In a recent Zoom lecture, Fred Moten made a point that helps explain the narrow distinction between valuing and caring for Miles. Moten reminded listeners, “the NFL says Black Lives Matter, and then it turns out they actually mean that shit,” thus, the poet/scholar suggested, “I don’t feel like there’s any way for us to properly differentiate ourselves from the enemy except through practice.” In Sporting Blackness, that work includes gathering together around an accessible object of study and, in both form and content, moving away from the individuation of racial iconicity. Thus, the chapters place mainstream sports films in conversation with current events and a vast range of visual culture objects and, in an expression of Sheppard’s own muscle memory, multiple theoretical frameworks including postcolonial theories, performance studies, and black feminist theory. Opening the critical practice space even more, Sheppard implies rappers like Big K.R.I.T. and anyone else who resists the narrow framing of Black athletes like Miles is performing film study. Thus, the book uses black studies’ resistance to disciplinarity as a way out of the formal and narrative constraints of the film genre and the ideological boundaries around academic scholarship. Simply tracing Miles’s lengthy journey across different texts and media is impressive, but it is the end of the chapter when Sheppard offers hip-hop as a citational practice that Sporting Blackness again performs its thesis.
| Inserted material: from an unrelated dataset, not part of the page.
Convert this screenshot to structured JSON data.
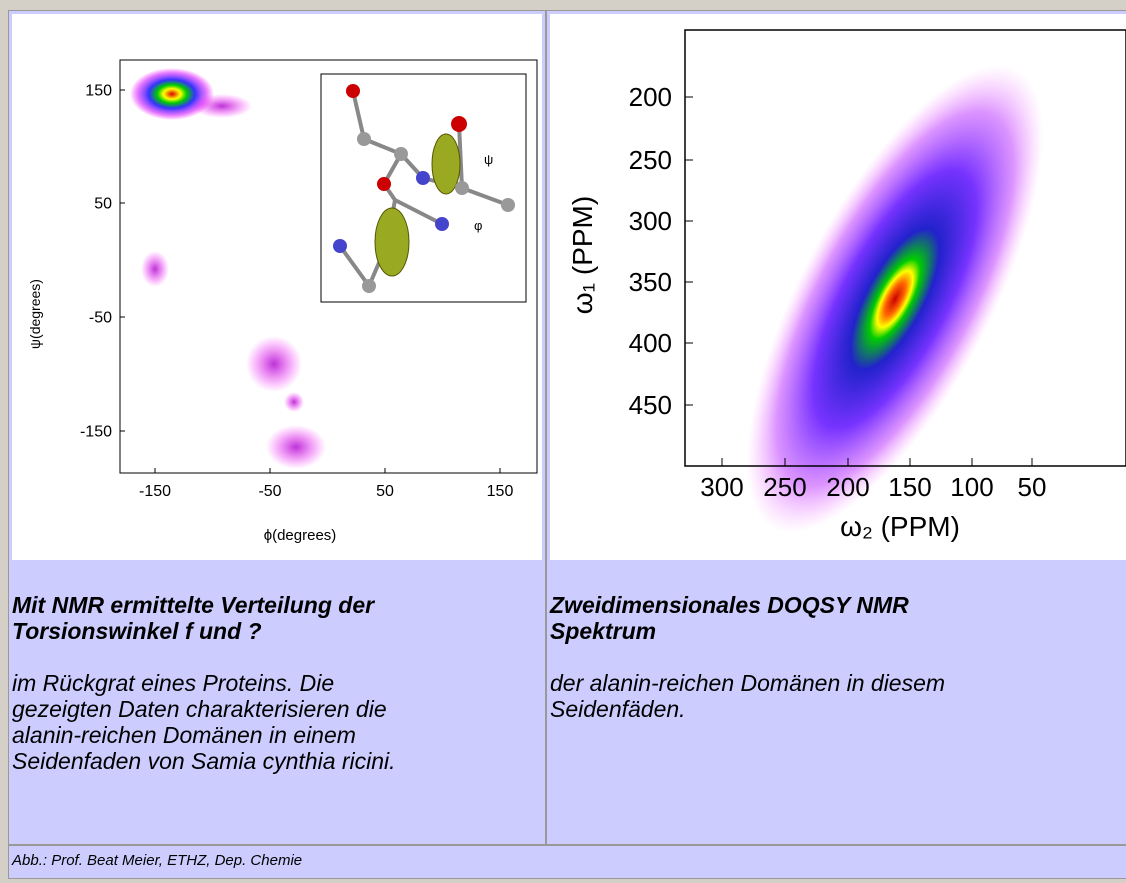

Beginning with the documentary This is a Game, Ladies (2004) about the 2000–2001 Rutgers women’s basketball teams, and ending with Haile Gerima’s Hour Glass (1971), an experimental short about a basketball player who discovers black radical politics and quits the college team, the chapters of Sporting Blackness follow what Sheppard calls “the revolt of the cinematic black athlete,” a reference to sociologist and activist Harry Edward’s writing about the relationship between sports and Black liberation. Sheppard often returns to the figure of the student-athlete in order to address the black body as a point of epistemic connection or tension in the genre, demonstrating the ways these real and fictional characters embody the project’s critical take on film study and historiography. In pursuit of their own critical muscle memory, the student-athletes dictate how we understand pasts and futures in these films. The Rutgers players, the unnamed player in Gerima’s film, William Gates and Arthur Agee from Hoop Dreams (1994), and Monica Wright and Quincy McCall in Love & Basketball (2000) are Black “prospects” and, thus, explain why pandemic time, the time of uprising, cinematic time, and the timelessness of anti-blackness seem so entangled with the image of black athletic performance. Sporting Blackness offers a version of endurance — a capacity for sustaining movement together — that can help us remember, or even affect, how it all plays out.